Radioactive material 'A' has decay constant `'8 lamda'` and material 'B' has decay constant 'lamda'. Initial they have same number of nuclei. After what time, the ratio of number of nuclei of material 'A' to that 'B' will be '(1/ e)` ?

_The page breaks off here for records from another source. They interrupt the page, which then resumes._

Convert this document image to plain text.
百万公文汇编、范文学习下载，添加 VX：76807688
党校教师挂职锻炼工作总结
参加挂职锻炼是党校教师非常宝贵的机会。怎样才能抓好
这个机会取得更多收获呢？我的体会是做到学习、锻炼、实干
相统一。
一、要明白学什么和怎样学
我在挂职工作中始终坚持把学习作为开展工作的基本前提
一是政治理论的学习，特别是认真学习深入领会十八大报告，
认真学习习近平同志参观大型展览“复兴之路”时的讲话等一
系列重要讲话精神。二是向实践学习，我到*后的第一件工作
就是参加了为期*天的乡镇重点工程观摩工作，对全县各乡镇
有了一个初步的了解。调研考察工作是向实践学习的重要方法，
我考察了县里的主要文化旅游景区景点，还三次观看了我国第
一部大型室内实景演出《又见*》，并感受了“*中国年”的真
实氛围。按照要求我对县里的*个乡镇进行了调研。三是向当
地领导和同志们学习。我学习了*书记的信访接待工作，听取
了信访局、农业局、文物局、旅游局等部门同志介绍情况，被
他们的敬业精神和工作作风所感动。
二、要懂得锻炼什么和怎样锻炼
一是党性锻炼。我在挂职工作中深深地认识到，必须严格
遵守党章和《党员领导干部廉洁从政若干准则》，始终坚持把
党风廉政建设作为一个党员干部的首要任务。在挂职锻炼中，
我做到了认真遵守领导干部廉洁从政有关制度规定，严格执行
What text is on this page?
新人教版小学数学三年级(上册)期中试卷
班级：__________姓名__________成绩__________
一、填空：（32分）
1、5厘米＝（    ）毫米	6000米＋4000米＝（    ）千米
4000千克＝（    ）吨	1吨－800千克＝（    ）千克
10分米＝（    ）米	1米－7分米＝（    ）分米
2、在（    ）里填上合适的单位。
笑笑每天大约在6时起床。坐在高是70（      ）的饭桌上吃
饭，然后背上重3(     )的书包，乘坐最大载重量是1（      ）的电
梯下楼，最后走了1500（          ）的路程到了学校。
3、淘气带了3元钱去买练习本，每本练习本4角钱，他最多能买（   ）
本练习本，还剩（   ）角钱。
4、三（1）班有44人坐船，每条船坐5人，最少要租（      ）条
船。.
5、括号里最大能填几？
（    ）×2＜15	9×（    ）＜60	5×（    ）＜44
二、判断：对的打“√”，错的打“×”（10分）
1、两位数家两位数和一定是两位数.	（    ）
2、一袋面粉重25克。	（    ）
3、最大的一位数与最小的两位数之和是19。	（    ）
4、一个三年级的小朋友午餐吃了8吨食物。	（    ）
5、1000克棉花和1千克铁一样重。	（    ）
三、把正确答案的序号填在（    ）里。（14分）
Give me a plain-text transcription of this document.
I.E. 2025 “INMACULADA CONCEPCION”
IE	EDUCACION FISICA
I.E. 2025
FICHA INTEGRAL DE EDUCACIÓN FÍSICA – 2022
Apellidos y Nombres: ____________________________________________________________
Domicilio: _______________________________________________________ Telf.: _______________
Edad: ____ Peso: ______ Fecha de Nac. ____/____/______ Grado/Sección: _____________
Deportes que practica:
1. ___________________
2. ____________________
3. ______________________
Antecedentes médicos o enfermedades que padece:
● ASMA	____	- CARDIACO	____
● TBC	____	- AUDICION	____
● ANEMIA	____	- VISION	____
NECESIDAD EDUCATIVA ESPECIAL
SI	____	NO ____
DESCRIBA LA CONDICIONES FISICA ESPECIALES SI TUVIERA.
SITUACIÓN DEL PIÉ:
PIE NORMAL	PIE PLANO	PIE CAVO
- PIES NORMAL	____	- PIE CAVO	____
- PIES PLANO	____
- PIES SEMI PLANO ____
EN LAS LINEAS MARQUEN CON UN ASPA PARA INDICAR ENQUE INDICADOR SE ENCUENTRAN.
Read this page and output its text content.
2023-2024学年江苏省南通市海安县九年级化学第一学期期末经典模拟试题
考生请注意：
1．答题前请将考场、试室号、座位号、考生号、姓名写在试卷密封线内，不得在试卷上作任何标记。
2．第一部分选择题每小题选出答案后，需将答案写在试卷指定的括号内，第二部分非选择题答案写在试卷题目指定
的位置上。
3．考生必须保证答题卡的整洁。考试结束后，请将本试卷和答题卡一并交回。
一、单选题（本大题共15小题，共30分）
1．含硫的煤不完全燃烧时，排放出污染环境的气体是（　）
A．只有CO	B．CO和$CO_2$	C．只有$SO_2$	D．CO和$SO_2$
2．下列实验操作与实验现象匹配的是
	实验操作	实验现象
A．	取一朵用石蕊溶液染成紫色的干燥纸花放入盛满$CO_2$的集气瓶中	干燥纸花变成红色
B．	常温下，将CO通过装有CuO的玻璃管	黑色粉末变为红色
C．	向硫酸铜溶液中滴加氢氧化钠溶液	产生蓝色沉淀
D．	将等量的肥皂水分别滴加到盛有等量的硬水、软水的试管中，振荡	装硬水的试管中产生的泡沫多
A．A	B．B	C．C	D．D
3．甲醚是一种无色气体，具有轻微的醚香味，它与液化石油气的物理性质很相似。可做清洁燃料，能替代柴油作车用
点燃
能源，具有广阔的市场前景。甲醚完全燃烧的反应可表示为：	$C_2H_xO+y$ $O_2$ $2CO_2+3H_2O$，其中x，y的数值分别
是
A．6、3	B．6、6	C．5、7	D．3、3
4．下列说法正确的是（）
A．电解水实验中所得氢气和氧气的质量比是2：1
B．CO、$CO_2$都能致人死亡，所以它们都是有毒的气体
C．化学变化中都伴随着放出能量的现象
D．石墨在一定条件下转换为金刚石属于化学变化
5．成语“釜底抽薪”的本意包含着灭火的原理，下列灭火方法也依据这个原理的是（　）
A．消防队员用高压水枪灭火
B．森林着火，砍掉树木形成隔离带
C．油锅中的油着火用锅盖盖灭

To solve the problem, we need to determine the time at which the ratio of the number of nuclei of radioactive material A to that of material B becomes \( \frac{1}{e} \). ### Step-by-Step Solution: 1. **Understand the Decay Law**: The number of nuclei \( N \) remaining after time \( t \) for a radioactive material can be expressed as: \[ N(t) = N_0 e^{-\lambda t} \] where \( N_0 \) is the initial number of nuclei and \( \lambda \) is the decay constant. 2. **Set Up the Initial Conditions**: Let the initial number of nuclei for both materials A and B be \( N_0 \). - For material A, the decay constant is \( 8\lambda \). - For material B, the decay constant is \( \lambda \). 3. **Write the Decay Equations**: - For material A: \[ N_A(t) = N_0 e^{-8\lambda t} \] - For material B: \[ N_B(t) = N_0 e^{-\lambda t} \] 4. **Set Up the Ratio**: We want to find the time \( t \) when: \[ \frac{N_A(t)}{N_B(t)} = \frac{1}{e} \] Substituting the expressions for \( N_A(t) \) and \( N_B(t) \): \[ \frac{N_0 e^{-8\lambda t}}{N_0 e^{-\lambda t}} = \frac{1}{e} \] The \( N_0 \) cancels out: \[ \frac{e^{-8\lambda t}}{e^{-\lambda t}} = \frac{1}{e} \] 5. **Simplify the Left Side**: Using properties of exponents: \[ e^{-8\lambda t + \lambda t} = e^{-7\lambda t} \] So we have: \[ e^{-7\lambda t} = \frac{1}{e} \] 6. **Equate Exponents**: Since \( \frac{1}{e} = e^{-1} \), we can equate the exponents: \[ -7\lambda t = -1 \] 7. **Solve for Time \( t \)**: Rearranging gives: \[ 7\lambda t = 1 \implies t = \frac{1}{7\lambda} \] ### Final Answer: The time after which the ratio of the number of nuclei of material A to that of material B will be \( \frac{1}{e} \) is: \[ t = \frac{1}{7\lambda} \] ---